(Re)Découverte interactive de la musique baroque en son Centre de Versailles
Si les encouragements et des fonds débloqués par le Ministère de la Culture dans le cadre du programme de l’été culturel et apprenant ont suscité doutes et critiques, ils ont toutefois été appréciés par le Centre de Musique Baroque de Versailles qui a su en faire bon profit*. Soutenu également par la ville de Versailles, le CMBV propose une expérience immersive d’une demi-journée qui plonge petits et grands dans l’univers fascinant de la préparation d’un spectacle au temps du Baroque, aux côtés de Monsieur l’intendant des Menus-Plaisirs à la cour de Louis XV, Denis Papillon de la Ferté.

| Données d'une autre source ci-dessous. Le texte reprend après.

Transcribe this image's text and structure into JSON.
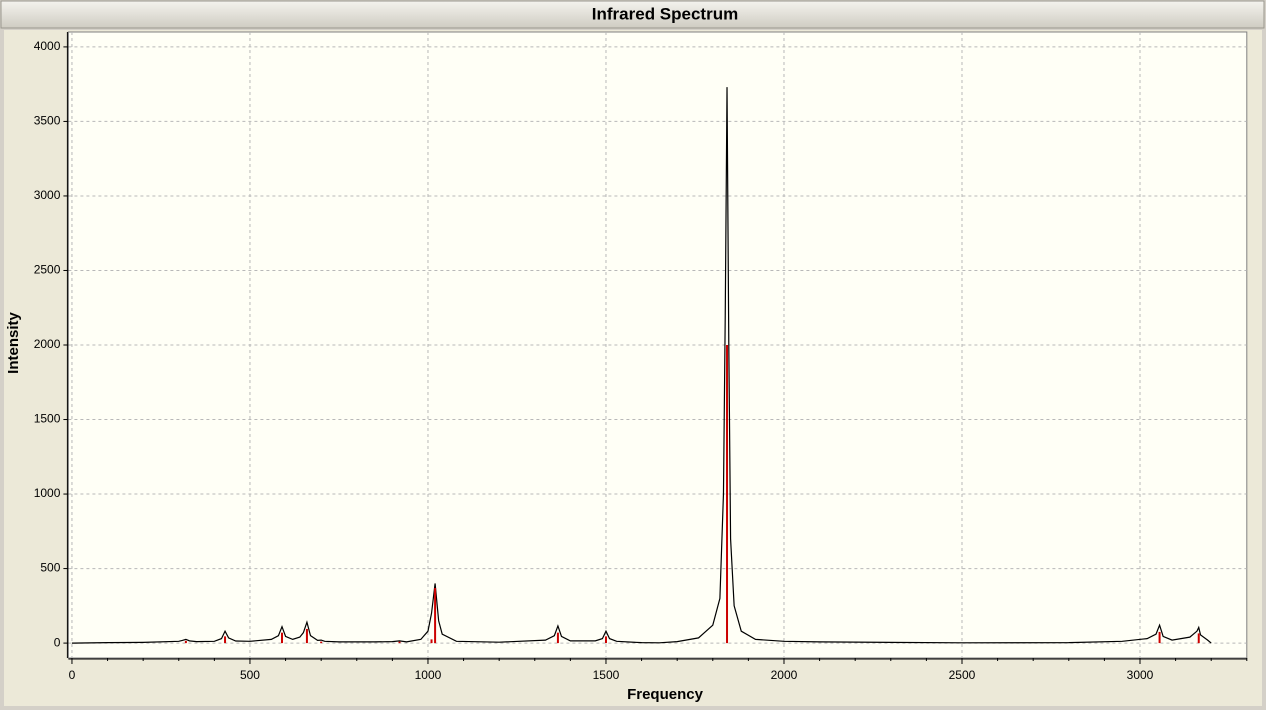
{
  "chart_data": {
    "type": "line",
    "title": "Infrared Spectrum",
    "x_label": "Frequency",
    "y_label": "Intensity",
    "xlim": [
      -10,
      3300
    ],
    "ylim": [
      -100,
      4100
    ],
    "xticks": [
      0,
      500,
      1000,
      1500,
      2000,
      2500,
      3000
    ],
    "xminorticks": [
      100,
      200,
      300,
      400,
      600,
      700,
      800,
      900,
      1100,
      1200,
      1300,
      1400,
      1600,
      1700,
      1800,
      1900,
      2100,
      2200,
      2300,
      2400,
      2600,
      2700,
      2800,
      2900,
      3100,
      3200,
      3300
    ],
    "yticks": [
      0,
      500,
      1000,
      1500,
      2000,
      2500,
      3000,
      3500,
      4000
    ],
    "grid": true,
    "series": [
      {
        "style": "line",
        "color": "#000000",
        "x": [
          0,
          100,
          200,
          300,
          310,
          320,
          330,
          350,
          400,
          420,
          430,
          440,
          460,
          500,
          560,
          580,
          590,
          600,
          620,
          640,
          650,
          660,
          670,
          690,
          700,
          710,
          750,
          850,
          900,
          920,
          940,
          980,
          1000,
          1010,
          1020,
          1030,
          1040,
          1080,
          1200,
          1330,
          1355,
          1365,
          1375,
          1400,
          1470,
          1490,
          1500,
          1510,
          1530,
          1600,
          1650,
          1700,
          1760,
          1800,
          1820,
          1830,
          1835,
          1840,
          1845,
          1850,
          1860,
          1880,
          1920,
          2000,
          2100,
          2500,
          2800,
          2950,
          3020,
          3045,
          3055,
          3065,
          3090,
          3140,
          3160,
          3165,
          3170,
          3190,
          3200
        ],
        "values": [
          0,
          3,
          5,
          12,
          18,
          25,
          15,
          10,
          12,
          30,
          80,
          35,
          14,
          12,
          25,
          50,
          110,
          45,
          25,
          40,
          70,
          140,
          50,
          18,
          20,
          12,
          8,
          8,
          10,
          15,
          8,
          25,
          80,
          200,
          400,
          150,
          60,
          12,
          6,
          20,
          50,
          115,
          45,
          15,
          15,
          30,
          80,
          30,
          12,
          3,
          2,
          10,
          35,
          120,
          300,
          1000,
          2200,
          3730,
          2000,
          700,
          250,
          80,
          25,
          12,
          8,
          2,
          3,
          12,
          30,
          60,
          120,
          45,
          20,
          40,
          80,
          105,
          55,
          20,
          0
        ]
      },
      {
        "style": "stick",
        "color": "#cc0000",
        "x": [
          320,
          430,
          590,
          660,
          700,
          920,
          1010,
          1020,
          1365,
          1500,
          1840,
          3055,
          3165
        ],
        "values": [
          15,
          45,
          70,
          95,
          10,
          10,
          25,
          370,
          70,
          45,
          2000,
          75,
          65
        ]
      }
    ]
  }
}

Enfants de centre de loisirs, pensionnaires d’EPAHD, réfugiés politiques et familles purent s’inscrire à différents ateliers animés par des comédiens, des musiciens, des danseuses et des peintres-décorateurs. Toutes et tous, passionnés et passionnants, ont su transmettre l’art de leurs métiers, la beauté des arts baroques et leur bonheur de retrouver des moments forts de partage avec les spectateurs.

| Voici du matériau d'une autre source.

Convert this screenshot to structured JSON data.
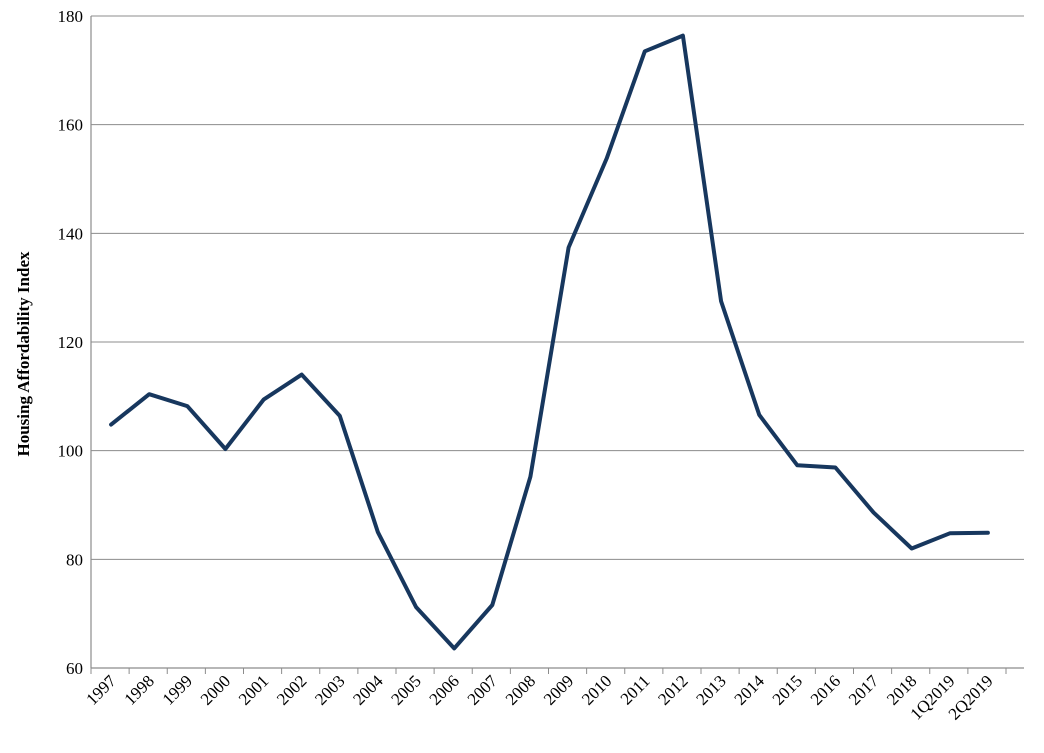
{
  "chart_data": {
    "type": "line",
    "title": "",
    "xlabel": "",
    "ylabel": "Housing Affordability Index",
    "ylim": [
      60,
      180
    ],
    "yticks": [
      60,
      80,
      100,
      120,
      140,
      160,
      180
    ],
    "grid": true,
    "legend": "none",
    "line_color": "#17375e",
    "categories": [
      "1997",
      "1998",
      "1999",
      "2000",
      "2001",
      "2002",
      "2003",
      "2004",
      "2005",
      "2006",
      "2007",
      "2008",
      "2009",
      "2010",
      "2011",
      "2012",
      "2013",
      "2014",
      "2015",
      "2016",
      "2017",
      "2018",
      "1Q2019",
      "2Q2019"
    ],
    "series": [
      {
        "values": [
          104.8,
          110.4,
          108.2,
          100.3,
          109.4,
          114.0,
          106.4,
          85.0,
          71.2,
          63.6,
          71.6,
          95.2,
          137.4,
          153.8,
          173.5,
          176.4,
          127.5,
          106.6,
          97.3,
          96.9,
          88.6,
          82.0,
          84.8,
          84.9
        ]
      }
    ]
  }
}
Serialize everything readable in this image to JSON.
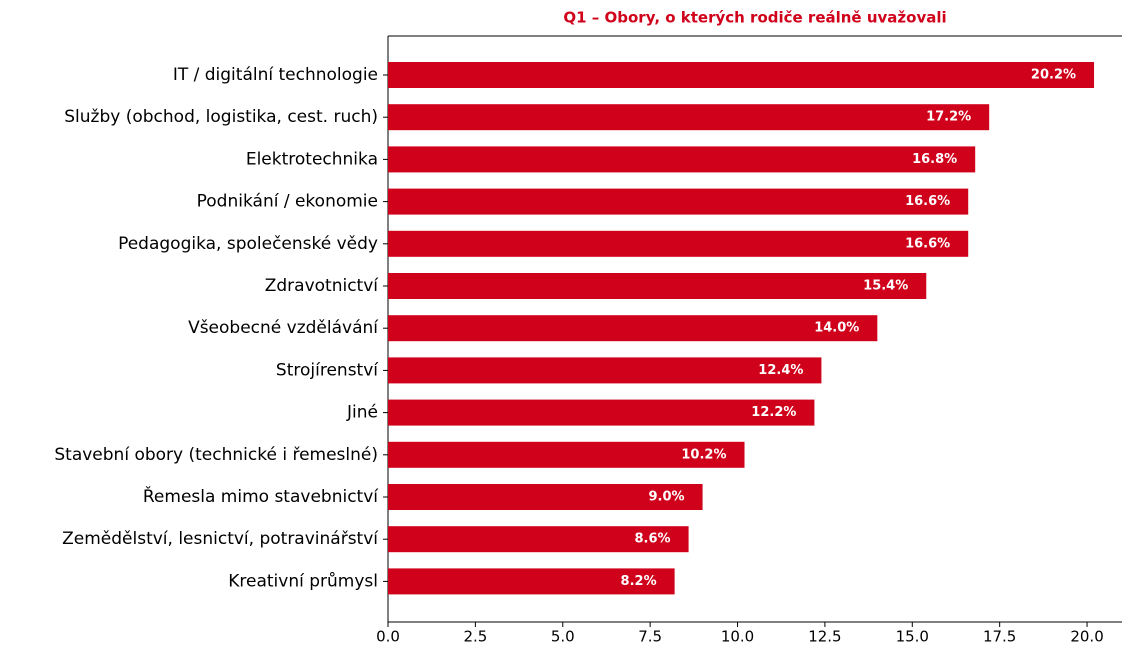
{
  "chart_data": {
    "type": "barh",
    "title": "Q1 – Obory, o kterých rodiče reálně uvažovali",
    "categories": [
      "IT / digitální technologie",
      "Služby (obchod, logistika, cest. ruch)",
      "Elektrotechnika",
      "Podnikání / ekonomie",
      "Pedagogika, společenské vědy",
      "Zdravotnictví",
      "Všeobecné vzdělávání",
      "Strojírenství",
      "Jiné",
      "Stavební obory (technické i řemeslné)",
      "Řemesla mimo stavebnictví",
      "Zemědělství, lesnictví, potravinářství",
      "Kreativní průmysl"
    ],
    "values": [
      20.2,
      17.2,
      16.8,
      16.6,
      16.6,
      15.4,
      14.0,
      12.4,
      12.2,
      10.2,
      9.0,
      8.6,
      8.2
    ],
    "value_labels": [
      "20.2%",
      "17.2%",
      "16.8%",
      "16.6%",
      "16.6%",
      "15.4%",
      "14.0%",
      "12.4%",
      "12.2%",
      "10.2%",
      "9.0%",
      "8.6%",
      "8.2%"
    ],
    "color": "#d0021b",
    "xlim": [
      0,
      21.0
    ],
    "xticks": [
      {
        "value": 0,
        "label": "0.0"
      },
      2.5,
      {
        "value": 5,
        "label": "5.0"
      },
      7.5,
      {
        "value": 10,
        "label": "10.0"
      },
      12.5,
      {
        "value": 15,
        "label": "15.0"
      },
      17.5,
      {
        "value": 20,
        "label": "20.0"
      }
    ]
  }
}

C’est avec l’intendant des Menus-Plaisirs en personne, incarné par le comédien Thierry Péteau, que le public apprend les anecdotes, le vocabulaire du théâtre et les élégants codes de la gestuelle baroque. Afin de conclure l’expérience de façon mémorable, sa récitation de la célèbre fable de Molière Le Corbeau et le Renard est absolument fascinante. Le baryton Arnaud Marzorati, Directeur artistique des Lunaisiens, incarne Michel Corrette (1707-1795), compositeur et pédagogue qui accompagne les participants dans l’apprentissage de la même fable sur un air populaire, toujours avec les gestes baroques magnifiant la présence scénique d’un chanteur-comédien du XVIIIe siècle.

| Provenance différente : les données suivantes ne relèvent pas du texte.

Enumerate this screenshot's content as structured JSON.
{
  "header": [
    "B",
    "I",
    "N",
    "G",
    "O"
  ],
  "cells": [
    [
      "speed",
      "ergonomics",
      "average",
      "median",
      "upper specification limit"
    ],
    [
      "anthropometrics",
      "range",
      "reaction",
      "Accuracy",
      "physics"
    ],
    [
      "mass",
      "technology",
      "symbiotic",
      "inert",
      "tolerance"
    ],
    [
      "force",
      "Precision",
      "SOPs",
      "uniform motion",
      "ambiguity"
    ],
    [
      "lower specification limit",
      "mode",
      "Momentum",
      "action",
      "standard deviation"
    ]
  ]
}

Le jeune comédien Alexandre Laval, assisté de la costumière Michelle Josset, se glisse dans la peau du costumier et décorateur Louis-René Boquet (1717-1814) pour présenter d’étincelants costumes de scène, baroques et classiques. Ces sublimes et fidèles reproductions sont fournies par la société Midnight-Première, qui habille également tous les chanteurs et comédiens de l’événement, ce qui aide particulièrement le spectateur à imaginer la vie de ce haut lieu d’organisation des spectacles de la cour qu’est l’Hôtel des Menus-Plaisirs et qu’occupe aujourd’hui le CMBV.
C’est également un jeune artiste, peintre et décorateur, Adrien Dauvillier, qui partage sa passion pour les décors. Les visiteurs peuvent approcher au plus près les éléments qu’ils ne voient d’habitude que de loin. Les plus chanceux ont même l'occasion de dessiner sur les grandes toiles de lin avec les longs outils de l’artiste. Évidemment, cette découverte de la scène baroque française serait incomplète sans un atelier de danse, animé par les danseuses et chorégraphes Gudrun Skamletz et Sarah Berreby.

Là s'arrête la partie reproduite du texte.